In an interview to Dainik Bhaskar, Singh suggested five remedial measures to reverse the fall in growth. He said it would take a few years to get out of the slowdown if the government acted “sensibly” now.

Singh said the two most important things to do were simplifying and rationalising the Goods and Service Tax regime, and finding innovative ways to boost rural consumption and revive agriculture.

The former prime minister also called for infusion of liquidity in the system for capital formation. The fourth measure listed by Singh was revitalising key labour-intensive sectors such as textile, automobile, electronics and affordable housing. “For that easy loans would be required, especially for micro, small and medium enterprises,” he told Dainik Bhaskar.

Singh also asked the government to recognise new export opportunities arising out of the trade war between the United States and China. He added that a new export roadmap could be beneficial for India.

In his interview to The Hindu BusinessLine, Singh questioned the Centre’s move to merge several public sector banks. “The need of the hour is to facilitate credit flow and address the challenge of non-performing assets,” he pointed out. “Instead of focussing their attention on these aspects, the mergers may divert bankers’ attention to integration challenges.” He added that the benefits of mergers would be seen only after a few years.

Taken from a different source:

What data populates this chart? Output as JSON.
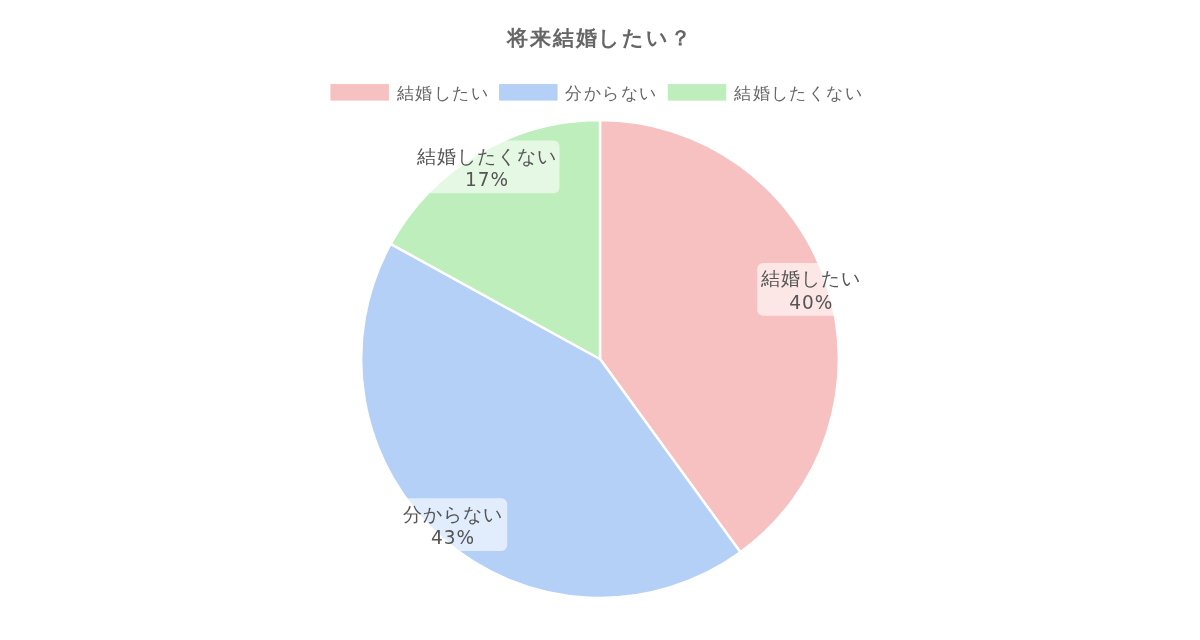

“The government is also relying on the assumption that merging weaker banks with stronger ones will ameliorate any deficiencies and create larger, stronger banks,” said the former prime minister. “It is equally possible that the weaker banks will drag the stronger ones down with them, as they have weaker balance-sheets.”

Singh advised the government to address the crisis in a transparent manner and show serious intent about handling it. “PM Modi and the government need to come out of their habit of headline management,” added the former prime minister.